Wendy Wu, an international student from Beijing and a member of FACSS, said she was homesick last year as a first-year student. However, this year was different, she said.

While the event was centered on Chinese New Year, it was open for all to participate. Wu said she was very pleased with the outcome of the event, not only because it brought together both Chinese-American and international students but also reached people from a wide variety of backgrounds. 

“I like to introduce this festival to others because I like to get in touch with new cultures, and I think many people do too,” Wu said. “I think for Chinese students, this is a way to connect us together — even if just for one day.” 

Wu was responsible for putting together a variety of activities for participants to enjoy. The stations included Chinese calligraphy and painting, chess, and paper cutting – a symbolic craft using paper that is put on one’s window for decoration and good luck. 

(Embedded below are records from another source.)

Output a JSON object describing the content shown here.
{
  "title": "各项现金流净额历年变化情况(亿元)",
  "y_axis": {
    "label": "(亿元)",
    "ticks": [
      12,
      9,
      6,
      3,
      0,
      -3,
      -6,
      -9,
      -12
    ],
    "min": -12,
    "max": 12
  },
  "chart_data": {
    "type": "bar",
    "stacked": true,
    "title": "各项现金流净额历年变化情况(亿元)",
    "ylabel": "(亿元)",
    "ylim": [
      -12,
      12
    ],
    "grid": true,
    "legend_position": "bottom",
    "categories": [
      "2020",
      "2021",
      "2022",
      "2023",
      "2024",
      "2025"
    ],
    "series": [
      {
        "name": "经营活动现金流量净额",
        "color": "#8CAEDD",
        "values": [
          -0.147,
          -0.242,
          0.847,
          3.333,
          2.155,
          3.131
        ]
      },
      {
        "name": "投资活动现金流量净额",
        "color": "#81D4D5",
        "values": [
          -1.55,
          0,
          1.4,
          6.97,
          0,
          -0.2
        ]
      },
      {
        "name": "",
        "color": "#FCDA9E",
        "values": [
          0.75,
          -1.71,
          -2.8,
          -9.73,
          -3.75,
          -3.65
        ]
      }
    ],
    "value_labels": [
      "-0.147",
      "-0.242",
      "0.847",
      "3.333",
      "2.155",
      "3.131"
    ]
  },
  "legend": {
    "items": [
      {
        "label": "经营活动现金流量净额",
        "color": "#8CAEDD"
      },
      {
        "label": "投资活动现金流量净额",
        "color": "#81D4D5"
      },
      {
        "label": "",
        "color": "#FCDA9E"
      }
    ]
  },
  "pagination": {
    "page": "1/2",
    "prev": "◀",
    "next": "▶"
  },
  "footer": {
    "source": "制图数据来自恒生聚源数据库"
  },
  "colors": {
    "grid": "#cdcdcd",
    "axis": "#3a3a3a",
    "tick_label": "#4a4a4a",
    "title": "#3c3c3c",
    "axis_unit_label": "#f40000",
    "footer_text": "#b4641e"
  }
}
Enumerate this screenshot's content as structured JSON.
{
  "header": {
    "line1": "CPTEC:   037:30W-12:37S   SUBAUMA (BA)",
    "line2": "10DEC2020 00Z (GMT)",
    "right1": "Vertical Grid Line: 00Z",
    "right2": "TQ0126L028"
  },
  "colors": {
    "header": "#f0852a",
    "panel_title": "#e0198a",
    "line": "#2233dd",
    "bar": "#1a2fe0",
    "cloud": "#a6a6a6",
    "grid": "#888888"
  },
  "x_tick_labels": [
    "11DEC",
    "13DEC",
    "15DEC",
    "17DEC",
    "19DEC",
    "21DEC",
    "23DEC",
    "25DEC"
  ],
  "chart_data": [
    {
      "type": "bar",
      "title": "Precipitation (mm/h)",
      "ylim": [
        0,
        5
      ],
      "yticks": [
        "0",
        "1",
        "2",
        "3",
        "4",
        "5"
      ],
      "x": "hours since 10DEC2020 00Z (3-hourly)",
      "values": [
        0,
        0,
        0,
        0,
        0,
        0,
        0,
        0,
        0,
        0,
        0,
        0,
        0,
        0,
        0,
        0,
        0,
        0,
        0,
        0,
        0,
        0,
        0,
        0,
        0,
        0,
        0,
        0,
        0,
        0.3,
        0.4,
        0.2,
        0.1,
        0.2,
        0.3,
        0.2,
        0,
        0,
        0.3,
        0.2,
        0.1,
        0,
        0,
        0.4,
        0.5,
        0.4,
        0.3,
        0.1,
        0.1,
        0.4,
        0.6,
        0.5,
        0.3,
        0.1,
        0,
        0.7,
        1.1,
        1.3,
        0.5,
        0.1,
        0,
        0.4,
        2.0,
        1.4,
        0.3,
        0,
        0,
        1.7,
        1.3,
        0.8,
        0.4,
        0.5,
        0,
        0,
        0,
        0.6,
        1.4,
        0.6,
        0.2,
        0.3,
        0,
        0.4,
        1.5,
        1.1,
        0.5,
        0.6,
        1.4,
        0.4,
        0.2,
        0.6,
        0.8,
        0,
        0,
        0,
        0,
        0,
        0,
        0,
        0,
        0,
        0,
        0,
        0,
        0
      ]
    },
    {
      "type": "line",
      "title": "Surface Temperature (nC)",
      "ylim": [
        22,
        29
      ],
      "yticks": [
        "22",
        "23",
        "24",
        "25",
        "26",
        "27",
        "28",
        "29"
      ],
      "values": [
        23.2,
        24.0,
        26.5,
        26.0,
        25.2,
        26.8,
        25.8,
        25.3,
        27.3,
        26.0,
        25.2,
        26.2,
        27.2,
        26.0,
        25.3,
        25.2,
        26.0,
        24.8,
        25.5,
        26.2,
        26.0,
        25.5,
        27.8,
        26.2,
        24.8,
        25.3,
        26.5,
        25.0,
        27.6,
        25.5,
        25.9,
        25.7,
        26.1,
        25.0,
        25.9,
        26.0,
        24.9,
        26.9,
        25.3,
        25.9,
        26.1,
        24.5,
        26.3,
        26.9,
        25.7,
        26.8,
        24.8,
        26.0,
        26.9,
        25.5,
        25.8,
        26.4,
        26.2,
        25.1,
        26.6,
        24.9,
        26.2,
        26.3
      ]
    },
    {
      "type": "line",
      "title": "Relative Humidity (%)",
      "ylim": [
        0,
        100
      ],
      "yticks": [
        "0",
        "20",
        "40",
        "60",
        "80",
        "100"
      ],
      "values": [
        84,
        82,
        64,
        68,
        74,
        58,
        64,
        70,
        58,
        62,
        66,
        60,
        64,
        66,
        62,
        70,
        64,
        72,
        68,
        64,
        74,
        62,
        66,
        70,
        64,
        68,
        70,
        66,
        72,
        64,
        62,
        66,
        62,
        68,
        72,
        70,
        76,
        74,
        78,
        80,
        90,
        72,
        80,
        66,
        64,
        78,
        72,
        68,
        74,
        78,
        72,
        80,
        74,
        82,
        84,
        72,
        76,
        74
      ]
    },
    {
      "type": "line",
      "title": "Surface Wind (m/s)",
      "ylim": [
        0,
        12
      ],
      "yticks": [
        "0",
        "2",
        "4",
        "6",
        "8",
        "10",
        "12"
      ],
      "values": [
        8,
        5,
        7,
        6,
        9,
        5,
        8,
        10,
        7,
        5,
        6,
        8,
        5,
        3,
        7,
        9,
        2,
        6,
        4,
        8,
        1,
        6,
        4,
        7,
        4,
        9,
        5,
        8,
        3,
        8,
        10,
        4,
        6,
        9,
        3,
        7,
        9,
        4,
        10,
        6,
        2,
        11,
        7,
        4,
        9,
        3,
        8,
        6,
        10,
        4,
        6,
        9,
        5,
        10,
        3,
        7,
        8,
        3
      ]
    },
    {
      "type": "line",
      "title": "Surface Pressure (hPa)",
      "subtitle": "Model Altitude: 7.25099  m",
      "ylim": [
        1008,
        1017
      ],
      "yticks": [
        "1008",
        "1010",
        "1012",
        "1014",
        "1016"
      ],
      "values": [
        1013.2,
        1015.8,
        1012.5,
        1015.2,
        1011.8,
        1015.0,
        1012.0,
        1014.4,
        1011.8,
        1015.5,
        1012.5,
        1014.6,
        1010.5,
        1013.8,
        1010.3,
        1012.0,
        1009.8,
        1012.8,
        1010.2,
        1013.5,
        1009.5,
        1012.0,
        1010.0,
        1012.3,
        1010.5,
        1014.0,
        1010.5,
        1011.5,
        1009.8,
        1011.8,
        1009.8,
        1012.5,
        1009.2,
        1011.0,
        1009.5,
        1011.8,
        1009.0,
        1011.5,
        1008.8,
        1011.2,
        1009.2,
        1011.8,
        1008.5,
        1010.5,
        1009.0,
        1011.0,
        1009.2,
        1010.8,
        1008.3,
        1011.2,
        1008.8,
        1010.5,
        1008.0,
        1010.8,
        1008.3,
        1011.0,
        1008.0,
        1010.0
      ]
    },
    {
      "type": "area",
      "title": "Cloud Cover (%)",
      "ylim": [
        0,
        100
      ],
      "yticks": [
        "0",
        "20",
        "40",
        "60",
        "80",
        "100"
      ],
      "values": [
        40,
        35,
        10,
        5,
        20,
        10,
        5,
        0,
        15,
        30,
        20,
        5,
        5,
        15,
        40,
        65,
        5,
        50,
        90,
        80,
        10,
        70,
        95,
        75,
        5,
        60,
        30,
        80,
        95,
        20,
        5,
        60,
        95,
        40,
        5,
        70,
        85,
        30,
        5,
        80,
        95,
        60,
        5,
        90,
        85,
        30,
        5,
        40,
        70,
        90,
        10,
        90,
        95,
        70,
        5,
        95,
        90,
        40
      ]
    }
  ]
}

Wu said it was not surprising that the most popular of all was the dumpling and Tangyuan station, which highlighted foods traditionally eaten during the New Year. Wu taught her other international friends from different parts of China how to make dumplings for Nian Ye Fan — Chinese New Year’s Eve dinner — in her own time. 

While all students celebrate the New Year in their own way, many aren’t with family, but Wu said they are surely thinking about them. 

“Most of the Chinese students here are international students, which means we are very far away from our families, so Chinese New Year is also a way for us to connect back to our hometown and to express how we miss our hometown and to hear back from our family,” she said. “I think that’s also a way to tell our families that we’re safe and we’re good, and we’re happy. It tends to go way more beyond welcoming in the New Year.”